Europe wants strong national platforms for DRR

Source(s): United Nations Office for Disaster Risk Reduction - Regional Office for Europe & Central Asia
Juan Antonio Diaz Cruz, Director of Human Protection, Spain, brings down the hammer at the close of the 5th European Forum for Disaster Risk Reduction in Madrid today, flanked by co-chairs of the meeting, Daniel Cano of Spain and Marc Jacquet of France. (Photo: Luis Zazo Sánchez, Direccion General de Protección Civil y Emergencias)

Juan Antonio Diaz Cruz, Director of Human Protection, Spain, brings down the hammer at the close of the 5th European Forum for Disaster Risk Reduction in Madrid today, flanked by co-chairs of the meeting, Daniel Cano of Spain and Marc Jacquet of France. (Photo: Luis Zazo Sánchez, Direccion General de Protección Civil y Emergencias)

MADRID, 8 October 2014 - The 5th European Forum for Disaster Risk Reduction (EFDRR) closed today with a strong call for joint action to face the common challenges of climate change, sustainable development and disaster risk reduction.

“The main aim must be to focus on reinforcing the joint actions and strategies,” said meeting co-Chair Daniel Cano from Spain’s Directory General for Civil Protection and Emergencies. “The discussions have shown how the forum is moving forward strongly in addressing the challenges.”

The outcome document from the meeting emphasized the need for effective national coordinating bodies -- national platforms -- to bring together governments and different stakeholders at all levels working in the areas of risk reduction and resilience.

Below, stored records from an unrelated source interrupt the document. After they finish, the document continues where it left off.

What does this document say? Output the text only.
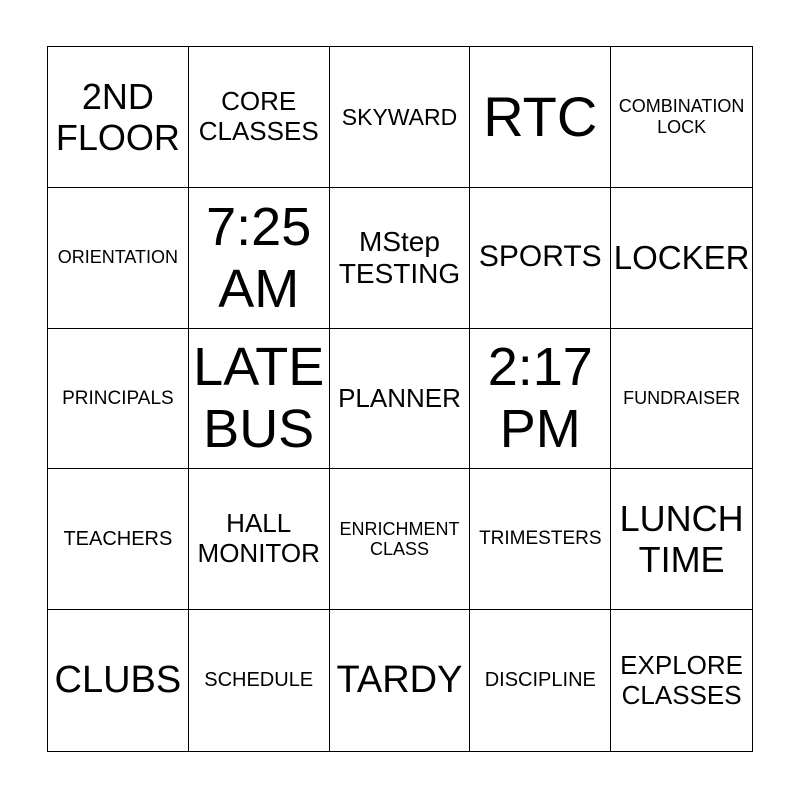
2ND
FLOOR
CORE
CLASSES SKYWARD RTC COMBINATION
LOCK
ORIENTATION
7:25
AM
MStep
TESTING SPORTS LOCKER
PRINCIPALS
LATE
BUS
PLANNER
2:17
PM
FUNDRAISER
TEACHERS
HALL
MONITOR
ENRICHMENT
CLASS	TRIMESTERS LUNCH
TIME
CLUBS SCHEDULE TARDY DISCIPLINE
EXPLORE
CLASSES
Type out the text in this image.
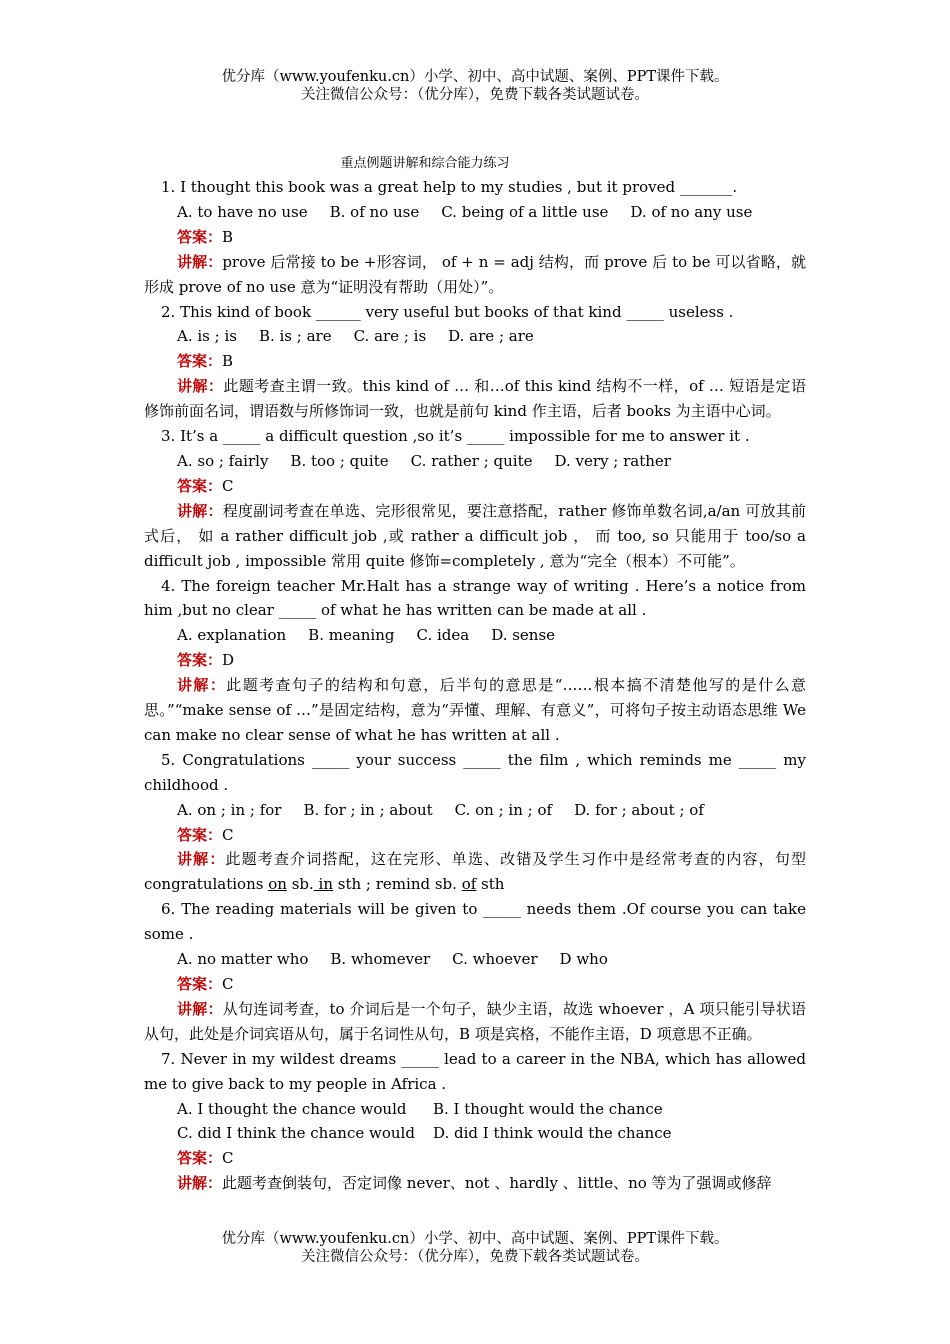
优分库（www.youfenku.cn）小学、初中、高中试题、案例、PPT课件下载。
关注微信公众号：（优分库），免费下载各类试题试卷。
重点例题讲解和综合能力练习

1. I thought this book was a great help to my studies , but it proved _______.

A. to have no use B. of no use C. being of a little use D. of no any use

答案：B

讲解：prove 后常接 to be +形容词， of + n = adj 结构，而 prove 后 to be 可以省略，就形成 prove of no use 意为“证明没有帮助（用处）”。

2. This kind of book ______ very useful but books of that kind _____ useless .

A. is ; is B. is ; are C. are ; is D. are ; are

答案：B

讲解：此题考查主谓一致。this kind of … 和…of this kind 结构不一样，of … 短语是定语修饰前面名词，谓语数与所修饰词一致，也就是前句 kind 作主语，后者 books 为主语中心词。

3. It’s a _____ a difficult question ,so it’s _____ impossible for me to answer it .

A. so ; fairly B. too ; quite C. rather ; quite D. very ; rather

答案：C

讲解：程度副词考查在单选、完形很常见，要注意搭配，rather 修饰单数名词,a/an 可放其前式后， 如 a rather difficult job ,或 rather a difficult job ， 而 too, so 只能用于 too/so a difficult job , impossible 常用 quite 修饰=completely , 意为“完全（根本）不可能”。

4. The foreign teacher Mr.Halt has a strange way of writing . Here’s a notice from him ,but no clear _____ of what he has written can be made at all .

A. explanation B. meaning C. idea D. sense

答案：D

讲解：此题考查句子的结构和句意，后半句的意思是“……根本搞不清楚他写的是什么意思。”“make sense of …”是固定结构，意为“弄懂、理解、有意义”，可将句子按主动语态思维 We can make no clear sense of what he has written at all .

5. Congratulations _____ your success _____ the film , which reminds me _____ my childhood .

A. on ; in ; for B. for ; in ; about C. on ; in ; of D. for ; about ; of

答案：C

讲解：此题考查介词搭配，这在完形、单选、改错及学生习作中是经常考查的内容，句型 congratulations on sb. in sth ; remind sb. of sth

6. The reading materials will be given to _____ needs them .Of course you can take some .

A. no matter who B. whomever C. whoever D who

答案：C

讲解：从句连词考查，to 介词后是一个句子，缺少主语，故选 whoever ，A 项只能引导状语从句，此处是介词宾语从句，属于名词性从句，B 项是宾格，不能作主语，D 项意思不正确。

7. Never in my wildest dreams _____ lead to a career in the NBA, which has allowed me to give back to my people in Africa .

A. I thought the chance would	B. I thought would the chance

C. did I think the chance would	D. did I think would the chance

答案：C

讲解：此题考查倒装句，否定词像 never、not 、hardly 、little、no 等为了强调或修辞

优分库（www.youfenku.cn）小学、初中、高中试题、案例、PPT课件下载。
关注微信公众号：（优分库），免费下载各类试题试卷。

The European conference, the last in a series of regional meetings in the build-up to the Third UN World Conference on Disaster Risk Reduction next year, listed seven areas in which governments and different stakeholders could boost resilience efforts and support the implementation of a post-2015 framework for disaster risk reduction.

These included improving coordination of work and knowledge on prevention and mitigation of hazards and disasters, better coordination in the development and dissemination of knowledge and the more effective use of resources.

Local awareness is essential to disaster risk management and needs to be strengthened through national networking and international exchanges of information and best practices, according to the conclusions.

The Madrid conference also called for an adequate international scientific mechanism to aid the better integration of research and scientific assessments of disaster risk into prevention and resilience strategies and actions.

And it urged the UNISDR to integrate the outcomes of European events dedicated to people with disabilities and disaster risk reduction in order to ensure that this features as an important topic on the agenda for the World Conference in Sendai, Japan, next March.

The conclusions from the three-day meeting will feed into ongoing discussions on a new post-2015 framework for disaster risk reduction which will revise the existing Hyogo Framework for Action.

“The 5th annual meeting allowed us to pin point priorities and synergies needed to build resilience to disasters with a view to the post-2015 framework,” said Paola Albrito, head of the European office of the United Nations Office for Disaster Risk Reduction (UNISDR).

Both climate change and sustainable development will also be the subject of key international conferences in 2015.